È di lei, come fu già della porta. Destinata in origine ad immèttere
semplicemente nella casa, la porta non era nè più nè meno ampia di quanto
occorreva, e per maggior sicurezza, la si teneva dissimulata. Senonché, nata la
smania delle ambiziose apparenze, la porta fu ingrandita e recata nel mezzo
della facciata, acciocché la folla avesse potuto ammirare il felice che entrava
nel suo làuto palazzo. Non bastò questo, ma la si caricò d'ornamenti, e le si
accollàrono, a sentinelle sui lati, un pajo di colonne, poi le colonne
incominciàrono a slontanarsi dal muro, a maritarsi con altre, figliando un
pronao, un pòrtico, ossìa una fila di porte. Un dì finalmente naque un bizzarro
architetto, che imaginò una porta senza casa, una porta che conducesse nel
vacuo, e si ebbe l'arco di trionfo. Nè la prefazione è lontana da una sìmil
vittoria. Mercè i nuovi autori, essa ha già conquistato la metà del volume. Un
passo, più oltre, e il libro, ridotto alle pàgine estreme, ne dovrà uscire del
tutto — probabilmente, del resto, per rifar capolino dall'altra
parte — la prima — sotto le spoglie mentite di una
pre-prefazione. Lùnam finiri cèrnis ut incìpiat.
Conchiudendo; la prefazione
promette sempre; il libro non mantiene quasi mai: segui dunque la strada più
piana, che, in questo caso, è la più vantaggiosa. Nè altro è il segreto della
fortuna di tante mediocrità. Incontrerài spesso persone, colla presunzione nel
viso e l'àmido nelle giunture, dinanzi alle quali tutti fan largo
rispettosamente — chiarìssimi, onorèvoli, eccellenze — i cui nomi
salìrono rapidìssimi la scala della stima ufficiale e il cui ozio gràvita sui
cuscini più sòffici che può sprimacciare uno Stato. Chi mai sono costoro?

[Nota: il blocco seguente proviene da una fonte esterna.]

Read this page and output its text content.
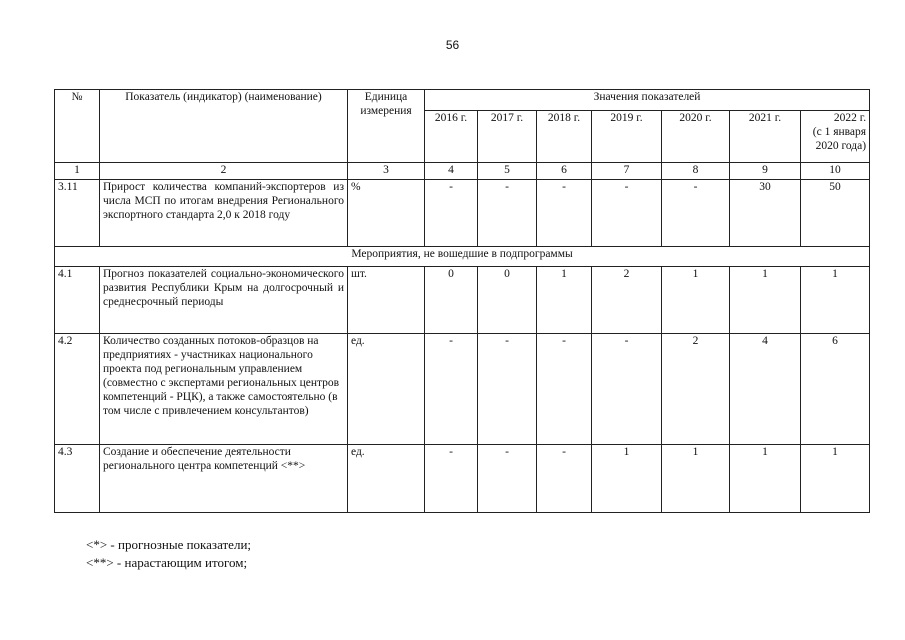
56
№	Показатель (индикатор) (наименование)	Единица измерения	Значения показателей						
			2016 г.	2017 г.	2018 г.	2019 г.	2020 г.	2021 г.	2022 г.
(с 1 января
2020 года)

1	2	3	4	5	6	7	8	9	10
3.11	Прирост количества компаний-экспортеров из числа МСП по итогам внедрения Регионального экспортного стандарта 2,0 к 2018 году	%	-	-	-	-	-	30	50
Мероприятия, не вошедшие в подпрограммы									
4.1	Прогноз показателей социально-экономического развития Республики Крым на долгосрочный и среднесрочный периоды	шт.	0	0	1	2	1	1	1
4.2	Количество созданных потоков-образцов на предприятиях - участниках национального проекта под региональным управлением (совместно с экспертами региональных центров компетенций - РЦК), а также самостоятельно (в том числе с привлечением консультантов)	ед.	-	-	-	-	2	4	6
4.3	Создание и обеспечение деятельности регионального центра компетенций <**>	ед.	-	-	-	1	1	1	1
<*> - прогнозные показатели;
<**> - нарастающим итогом;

Davvero non hanno nome nè Macchiavelli, nè Galilèo, nè Rovani; pur tuttavìa ti
si dirà di molti, con un certo quale mistero, che sono gente di vaglia. Embè,
che hanno fatto? Precisamente, nessuno lo sa: se dai retta a taluno di quelli
incontentàbili che non si vòglion fermare al di quà dei frontespizi, quei
bacalari non avrèbbero fatto, nè saprèbbero fare nulla — almeno di buono.
Ma, tant'è, il Chiarìssimo ha dato e dà fuori programmi di òpere colossali che
tèngono nell'aspettazione e nell'anticipato stupore il pùbblico, nè manca ad
ogni nuova questione di letteraria dogana, di scrìvere la sua epistoluccia ai
giornali, per dire che esprimerà la sua opinione; ma l'Onorèvole nelle sue gite
autunnali che mèttono in moto la culinaria e la polìtica di tutto il paese,
disegna, fra un brìndisi e l'altro, piani di universale cuccagna; ma
l'Eccellenza, a sua volta, dai banchi ministeriali dà a bere alle Càmere di
quel medèsimo vino delle promesse di cui l'Onorèvole ubbriacò gli elettori.
Tutti costoro non fanno che prefazioni. Sono bottiglie cattive, spesso vuote,
che dèbbono il loro posto d'onore sulla credenza alla pomposa intappatura e
alla promettente etichetta: il padrone di casa stà in suggezione dinanzi loro,
e, accontentàndosi d'imaginarne i sapori, ripone il cavaturàccioli. O se vuòi
meglio — sono pezzi di mùsica della scuola che non ha cuore — dico
quella di Wàgner: — il pùbblico, dèdito alla minchionatura, li ascolta con
incorreggìbil pazienza, sempre in attesa di una melodìa che non viene mai. E
infatti, guài se venisse! Si vorrebbe tosto altra mùsica.
Prometti dunque o minaccia il tuo
libro anche tè, ma guàrdati bene dal farlo.»